Tuesday, December 4, 2012

MUSIC REVIEW OF THE DAY: SPOONS - ARIAS & SYMPHONIES = 30th ANNIVERSARY

The Burlington, Ontario band's first album, 1981's Stick Figure Neighbourhood, was a breakthrough, but the followup made them rare Canadian stars from the New Wave world.  Arias & Symphonies is a rare gem from that time, a synth album that rocked, danced, and had good to great tunes.  Now 30, it's nice to see classic Canadiana getting the deluxe anniversary treatment usually reserved for international star CD's.

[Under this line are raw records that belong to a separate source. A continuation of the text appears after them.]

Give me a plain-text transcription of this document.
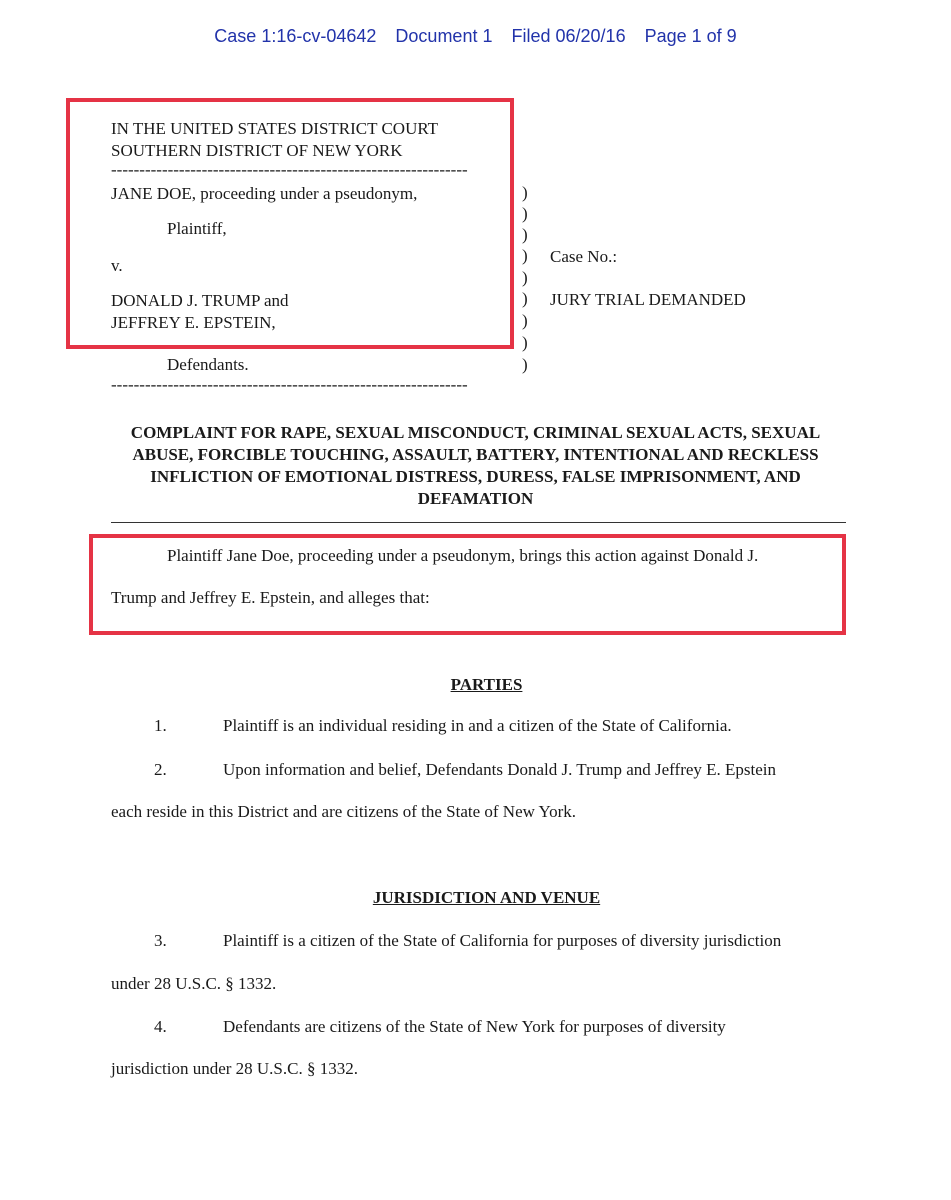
Case 1:16-cv-04642 Document 1 Filed 06/20/16 Page 1 of 9
IN THE UNITED STATES DISTRICT COURT
SOUTHERN DISTRICT OF NEW YORK
---------------------------------------------------------------
JANE DOE, proceeding under a pseudonym,
Plaintiff,
v.
DONALD J. TRUMP and
JEFFREY E. EPSTEIN,
Defendants.
---------------------------------------------------------------
)
)
)
)
)
)
)
)
)
Case No.:
JURY TRIAL DEMANDED
COMPLAINT FOR RAPE, SEXUAL MISCONDUCT, CRIMINAL SEXUAL ACTS, SEXUAL ABUSE, FORCIBLE TOUCHING, ASSAULT, BATTERY, INTENTIONAL AND RECKLESS INFLICTION OF EMOTIONAL DISTRESS, DURESS, FALSE IMPRISONMENT, AND DEFAMATION
Plaintiff Jane Doe, proceeding under a pseudonym, brings this action against Donald J.
Trump and Jeffrey E. Epstein, and alleges that:
PARTIES
1.	Plaintiff is an individual residing in and a citizen of the State of California.
2.	Upon information and belief, Defendants Donald J. Trump and Jeffrey E. Epstein
each reside in this District and are citizens of the State of New York.
JURISDICTION AND VENUE
3.	Plaintiff is a citizen of the State of California for purposes of diversity jurisdiction
under 28 U.S.C. § 1332.
4.	Defendants are citizens of the State of New York for purposes of diversity
jurisdiction under 28 U.S.C. § 1332.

In fact, the album did get some international respect, and certainly strong reviews in the U.S. and Europe.  Here was a troupe that could hold its own in the synth boom, and a degree catchier than albums of the day from OMD and Simple Minds, groups that had yet figured out how to bring in enough beats and hooks to fully integrate the keyboards and drum machines.  The Spoons were a more complete band, with Gord Deppe handling guitar and vocals, Sandy Horne bass and some singing, Derrick Ross providing both real and programmed beats, and Rob Preuss playing all those swoops.  So you'd have a track like South American Vacation which opens with a drum machine, a synth keyboard joining in, and then things get going with guitar and bass turning it into a rock song.  Deppe had just the right kind of slightly-worldly voice that made it all modern.

A good reason the album sounds so sparkling today is the production of John Punter, a vet of Roxy Music and Japan, no stranger to taking cutting-edge sounds and finding that bit of Top 40 in them.  That's what happened with Nova Heart, still arguably the group's best-loved number.  It was groundbreaking in its time, getting what would soon to be called alternative music on radio across Canada, enough to land them a gold album.  Remember, this was at a time when The Police couldn't get played on some squarer stations. 

I won't lie, like most early 80's synth music, Arias is dated in lots of places.  But when Deppe's guitar solo rips apart A Girl In Two Pieces, and then he starts off Walk The Plank with some angular, metallic riffs, it proves this is a lot more interesting than most of the peer music from then.  The bonus cuts included here make that even more obvious, with a six-song live set proving they were far more than a studio group, and a new mix of Nova Heart showing it's still perfect for club nights.  Happy B-day Spoons.